Catholic Culture News
Catholic Culture News

not my job description

By Diogenes ( articles ) | Feb 09, 2007

The negation of leadership. Asked tough but timely questions about pro-abortion Catholic pols, San Francisco Archbishop George Niederauer stammers, panics, and retreats into the high grass (from California Catholic Daily):

Rebecca Corral: And if you're still having the conversation, and, and the Catholic believes a certain principle in her own heart, the dialog is still ongoing, what does it mean, where does it go? Can you still get Communion?

Archbishop Niederauer: I think that when I stand at Communion time, in front of the altar, to distribute Communion, I, like all priests and bishops, I believe, am counting on the individual communicant who's coming forward to receive Communion, to decide whether he or she is worthy of Communion and is ready to receive it, this Sacrament. I am not there principally as a gatekeeper. I am there as a priest and a celebrant to give forth the Eucharist.

The question wasn't directed at you as a parish communion minister, Excellency, but as the archbishop of a metropolitan see who directs his own clergy and who must instruct the faithful. As for the pathetically lame "I'm not a gatekeeper" excuse, I don't know where you locate yourself in John 10:3 ("whoever enters through the gate is the shepherd of the sheep; the gatekeeper opens it for him, and the sheep hear his voice"), but it's obvious that some keeping of the gate is necessary, and if you find the task personally uncongenial you should appoint a less conflicted Catholic to make sure it gets done. The interview resumes:

Ed Cavagnaro: Now, one of your own flock, a Catholic woman from San Francisco, is now one of the most powerful people in all the country. Nancy Pelosi, a Catholic from San Francisco, is the Speaker of the House. She is not only pro-choice, but she would be someone who would be working to try to keep abortion legal. In your view is she less of a Catholic because of that?
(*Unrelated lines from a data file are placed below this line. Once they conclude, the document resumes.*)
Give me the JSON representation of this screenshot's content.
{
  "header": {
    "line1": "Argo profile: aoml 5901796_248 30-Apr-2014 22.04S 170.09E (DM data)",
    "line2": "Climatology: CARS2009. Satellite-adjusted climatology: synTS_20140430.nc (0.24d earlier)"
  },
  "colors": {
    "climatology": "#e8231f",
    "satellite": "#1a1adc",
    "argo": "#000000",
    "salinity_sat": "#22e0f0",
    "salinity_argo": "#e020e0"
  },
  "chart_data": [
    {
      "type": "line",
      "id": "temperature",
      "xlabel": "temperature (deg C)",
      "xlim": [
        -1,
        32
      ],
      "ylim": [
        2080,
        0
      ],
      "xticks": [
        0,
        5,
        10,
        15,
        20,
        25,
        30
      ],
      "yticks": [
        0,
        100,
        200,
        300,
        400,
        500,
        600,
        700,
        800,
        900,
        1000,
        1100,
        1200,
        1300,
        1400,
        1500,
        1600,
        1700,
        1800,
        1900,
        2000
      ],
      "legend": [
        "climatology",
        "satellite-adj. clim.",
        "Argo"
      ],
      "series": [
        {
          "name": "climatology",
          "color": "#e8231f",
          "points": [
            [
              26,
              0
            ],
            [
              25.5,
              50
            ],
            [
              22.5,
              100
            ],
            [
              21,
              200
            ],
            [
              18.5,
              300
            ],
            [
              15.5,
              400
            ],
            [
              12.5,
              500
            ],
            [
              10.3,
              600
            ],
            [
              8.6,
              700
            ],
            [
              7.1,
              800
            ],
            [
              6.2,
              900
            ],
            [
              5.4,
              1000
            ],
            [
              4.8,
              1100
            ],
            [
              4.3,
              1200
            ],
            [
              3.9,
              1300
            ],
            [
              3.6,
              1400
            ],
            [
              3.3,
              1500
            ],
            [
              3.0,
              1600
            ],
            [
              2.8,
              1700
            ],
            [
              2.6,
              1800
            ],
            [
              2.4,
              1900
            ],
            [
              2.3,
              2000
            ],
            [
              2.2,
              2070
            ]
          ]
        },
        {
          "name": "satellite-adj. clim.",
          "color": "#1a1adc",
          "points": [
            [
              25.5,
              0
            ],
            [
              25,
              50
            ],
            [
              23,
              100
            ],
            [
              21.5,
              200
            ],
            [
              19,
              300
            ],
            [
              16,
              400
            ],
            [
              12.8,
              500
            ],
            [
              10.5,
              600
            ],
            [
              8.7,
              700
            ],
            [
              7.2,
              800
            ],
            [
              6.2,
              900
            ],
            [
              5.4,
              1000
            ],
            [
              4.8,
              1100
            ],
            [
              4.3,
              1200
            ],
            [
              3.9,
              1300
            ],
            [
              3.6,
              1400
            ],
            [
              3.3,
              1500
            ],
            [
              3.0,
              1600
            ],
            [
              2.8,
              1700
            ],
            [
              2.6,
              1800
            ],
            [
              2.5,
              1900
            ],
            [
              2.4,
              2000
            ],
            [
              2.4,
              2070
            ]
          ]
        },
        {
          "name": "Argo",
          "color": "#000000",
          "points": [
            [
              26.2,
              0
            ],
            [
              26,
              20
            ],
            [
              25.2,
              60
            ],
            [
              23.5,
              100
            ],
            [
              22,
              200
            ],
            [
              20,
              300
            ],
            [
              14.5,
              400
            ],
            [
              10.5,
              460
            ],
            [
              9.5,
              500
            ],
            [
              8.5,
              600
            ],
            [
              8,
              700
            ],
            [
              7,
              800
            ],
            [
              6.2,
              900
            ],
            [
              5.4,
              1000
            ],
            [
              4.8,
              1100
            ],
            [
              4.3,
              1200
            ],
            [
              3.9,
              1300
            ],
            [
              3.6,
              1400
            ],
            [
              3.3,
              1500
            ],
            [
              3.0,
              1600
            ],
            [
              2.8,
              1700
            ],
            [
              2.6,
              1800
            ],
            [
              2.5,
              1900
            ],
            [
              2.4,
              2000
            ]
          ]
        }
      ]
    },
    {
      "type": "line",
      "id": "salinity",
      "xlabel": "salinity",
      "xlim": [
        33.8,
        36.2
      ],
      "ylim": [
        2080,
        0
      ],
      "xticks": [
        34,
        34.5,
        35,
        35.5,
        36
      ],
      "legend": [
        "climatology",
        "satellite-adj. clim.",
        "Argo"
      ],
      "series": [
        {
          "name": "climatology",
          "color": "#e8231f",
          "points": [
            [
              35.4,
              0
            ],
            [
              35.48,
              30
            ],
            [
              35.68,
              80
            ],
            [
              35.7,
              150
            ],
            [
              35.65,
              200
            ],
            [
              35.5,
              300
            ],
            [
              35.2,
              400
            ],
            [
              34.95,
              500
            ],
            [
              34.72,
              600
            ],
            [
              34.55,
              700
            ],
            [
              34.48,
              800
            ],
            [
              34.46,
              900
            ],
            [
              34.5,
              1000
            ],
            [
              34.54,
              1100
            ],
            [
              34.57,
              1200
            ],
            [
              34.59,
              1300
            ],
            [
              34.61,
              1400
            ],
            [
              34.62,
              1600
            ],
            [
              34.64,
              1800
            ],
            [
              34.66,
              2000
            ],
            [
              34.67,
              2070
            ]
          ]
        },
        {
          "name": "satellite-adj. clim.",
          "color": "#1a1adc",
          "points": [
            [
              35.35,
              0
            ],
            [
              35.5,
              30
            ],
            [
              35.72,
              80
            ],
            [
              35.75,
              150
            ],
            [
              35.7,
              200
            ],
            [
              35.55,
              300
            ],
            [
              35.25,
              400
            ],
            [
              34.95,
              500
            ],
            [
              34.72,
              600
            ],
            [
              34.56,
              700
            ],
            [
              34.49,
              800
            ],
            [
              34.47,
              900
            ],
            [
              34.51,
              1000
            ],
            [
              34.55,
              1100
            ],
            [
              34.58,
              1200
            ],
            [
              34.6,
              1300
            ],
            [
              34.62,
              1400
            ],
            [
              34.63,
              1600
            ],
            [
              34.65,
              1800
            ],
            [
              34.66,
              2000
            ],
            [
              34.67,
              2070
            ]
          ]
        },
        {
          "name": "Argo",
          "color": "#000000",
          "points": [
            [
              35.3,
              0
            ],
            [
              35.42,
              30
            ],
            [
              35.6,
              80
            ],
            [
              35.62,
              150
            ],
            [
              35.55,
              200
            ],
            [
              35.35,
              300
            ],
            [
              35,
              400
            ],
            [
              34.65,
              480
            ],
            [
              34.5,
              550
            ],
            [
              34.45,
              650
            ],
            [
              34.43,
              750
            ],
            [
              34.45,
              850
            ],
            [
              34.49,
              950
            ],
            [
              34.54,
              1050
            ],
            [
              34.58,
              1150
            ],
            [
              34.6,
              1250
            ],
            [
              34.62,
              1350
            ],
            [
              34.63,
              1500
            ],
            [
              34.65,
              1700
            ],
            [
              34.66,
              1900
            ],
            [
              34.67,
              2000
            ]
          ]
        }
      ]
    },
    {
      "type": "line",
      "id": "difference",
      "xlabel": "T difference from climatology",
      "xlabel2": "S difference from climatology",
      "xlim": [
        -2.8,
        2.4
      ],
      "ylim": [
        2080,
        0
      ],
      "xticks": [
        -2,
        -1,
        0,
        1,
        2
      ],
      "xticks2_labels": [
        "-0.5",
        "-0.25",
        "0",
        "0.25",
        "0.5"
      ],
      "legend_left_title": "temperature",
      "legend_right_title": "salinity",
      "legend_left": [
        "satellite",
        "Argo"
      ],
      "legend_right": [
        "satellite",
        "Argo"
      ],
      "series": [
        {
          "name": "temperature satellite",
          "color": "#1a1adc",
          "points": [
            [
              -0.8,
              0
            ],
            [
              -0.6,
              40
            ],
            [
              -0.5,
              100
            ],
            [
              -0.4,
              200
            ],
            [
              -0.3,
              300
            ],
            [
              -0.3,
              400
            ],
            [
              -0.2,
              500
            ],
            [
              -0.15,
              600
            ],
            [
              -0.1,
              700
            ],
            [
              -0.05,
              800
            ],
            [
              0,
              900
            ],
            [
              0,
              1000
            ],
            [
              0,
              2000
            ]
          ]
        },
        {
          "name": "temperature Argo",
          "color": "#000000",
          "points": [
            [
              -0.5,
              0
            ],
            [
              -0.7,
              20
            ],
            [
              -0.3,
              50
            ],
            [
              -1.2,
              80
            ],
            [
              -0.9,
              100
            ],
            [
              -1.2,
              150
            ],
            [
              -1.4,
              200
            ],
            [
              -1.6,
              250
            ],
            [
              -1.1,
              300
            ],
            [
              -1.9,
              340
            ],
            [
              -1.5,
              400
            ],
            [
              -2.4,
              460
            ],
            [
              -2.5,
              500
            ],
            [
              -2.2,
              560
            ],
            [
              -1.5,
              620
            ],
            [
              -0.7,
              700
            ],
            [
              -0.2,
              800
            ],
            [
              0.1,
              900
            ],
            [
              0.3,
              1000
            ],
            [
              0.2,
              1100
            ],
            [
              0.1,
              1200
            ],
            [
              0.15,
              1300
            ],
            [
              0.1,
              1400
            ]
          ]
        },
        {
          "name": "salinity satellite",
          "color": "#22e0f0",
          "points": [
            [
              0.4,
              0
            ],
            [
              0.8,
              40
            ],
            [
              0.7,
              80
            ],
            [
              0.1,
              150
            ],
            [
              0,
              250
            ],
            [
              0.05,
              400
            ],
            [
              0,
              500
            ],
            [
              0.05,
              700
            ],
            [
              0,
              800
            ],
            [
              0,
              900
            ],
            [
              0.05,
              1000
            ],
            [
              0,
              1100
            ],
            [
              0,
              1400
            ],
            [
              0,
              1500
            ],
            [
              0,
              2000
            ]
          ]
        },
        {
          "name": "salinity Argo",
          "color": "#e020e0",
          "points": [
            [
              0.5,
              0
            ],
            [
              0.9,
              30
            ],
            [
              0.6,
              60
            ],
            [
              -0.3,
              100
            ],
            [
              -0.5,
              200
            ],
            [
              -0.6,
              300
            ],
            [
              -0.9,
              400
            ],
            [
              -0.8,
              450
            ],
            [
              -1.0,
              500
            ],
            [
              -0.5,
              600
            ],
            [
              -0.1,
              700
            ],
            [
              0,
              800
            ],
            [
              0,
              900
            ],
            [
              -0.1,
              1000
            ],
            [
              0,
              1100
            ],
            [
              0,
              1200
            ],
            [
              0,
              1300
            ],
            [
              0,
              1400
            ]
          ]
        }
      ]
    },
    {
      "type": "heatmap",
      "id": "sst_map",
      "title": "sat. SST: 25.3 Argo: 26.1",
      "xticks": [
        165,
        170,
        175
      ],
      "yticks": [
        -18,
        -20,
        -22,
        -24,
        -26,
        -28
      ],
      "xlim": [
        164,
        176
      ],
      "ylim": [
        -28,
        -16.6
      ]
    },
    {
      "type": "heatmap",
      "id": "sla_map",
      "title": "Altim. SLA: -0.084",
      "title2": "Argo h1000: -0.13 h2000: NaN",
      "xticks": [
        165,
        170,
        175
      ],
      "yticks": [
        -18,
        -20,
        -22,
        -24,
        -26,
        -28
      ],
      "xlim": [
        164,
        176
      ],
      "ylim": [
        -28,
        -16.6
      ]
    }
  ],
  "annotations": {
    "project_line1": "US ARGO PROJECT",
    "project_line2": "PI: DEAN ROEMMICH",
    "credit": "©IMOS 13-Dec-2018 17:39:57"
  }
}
Archbishop Niederauer: Well, I have met on one occasion, with Speaker Pelosi, before she was Speaker Pelosi. It was last year. And I -- we've -- exchanged viewpoints on a number of things. At that time, it was last spring, and it was principally about immigration, because that was very much the hot-button topic of the time. We haven't had an opportunity to talk about the life issues. I would very much welcome that opportunity, but I don't believe that I am in a position to say what I understand her stand to be, if I haven't had a chance to talk to her about it.

Well, Archbishop, NARAL awards Pelosi a 100% approval rating plus a positively drooling endorsement, which should give you a hint as to her stand. Is there any San Francisco Catholic, yourself included, whose position on abortion is better known?

Were Niederauer ambushed by reporters when leaving Wendy's half an hour after the first announcement of his bishopric, his squishy and panicked non-answers would be understandable -- dismaying, but pardonable in the circumstances. But this was an interview to which he'd agreed in advance (did he think he'd be asked for his shortbread recipe?) and the questions put to him treat of an issue that has been on the front burner since before the 2004 elections, with eminently intelligible "guidelines" provided by then-Cardinal Ratzinger, and plenty of time to work out a cogent and articulate response. Had his interviewers taxed Niederauer on the morality of the minimum wage or gender-exclusive pronouns, they would have touched on the sort of topics bishops can get excited about, and they'd have gotten in response not only an unambiguous answer, but one that had some moral enthusiasm behind it. But clearly he has no appetite for studying, still less defending, Church teaching on "the life issues." Small wonder he preferred to talk to Pelosi about immigration.

So the faithful of San Francisco are saddled with another five years of leadership by dialogue -- the dialogue, i.e., their bishop always hopes will take place in the near future. The solution? There is none -- no fix from above, at any rate. Those committed Catholics stuck with bishops that are morally weightless, a variety of styrofoam packing peanuts, should move forward the pro-family and pro-life initiatives like an 18-wheeler, which will pull along some of the flakes of styrofoam in the vacuum created by its forward rush. By their own insistence they're not policemen, they're not gatekeepers, they're not watchdogs, they're not comfortable saying no, but they are successors of the apostles, after all, and make decorative appearances at weddings and funerals.

P.S. As church, we are opposed to spouse-abuse.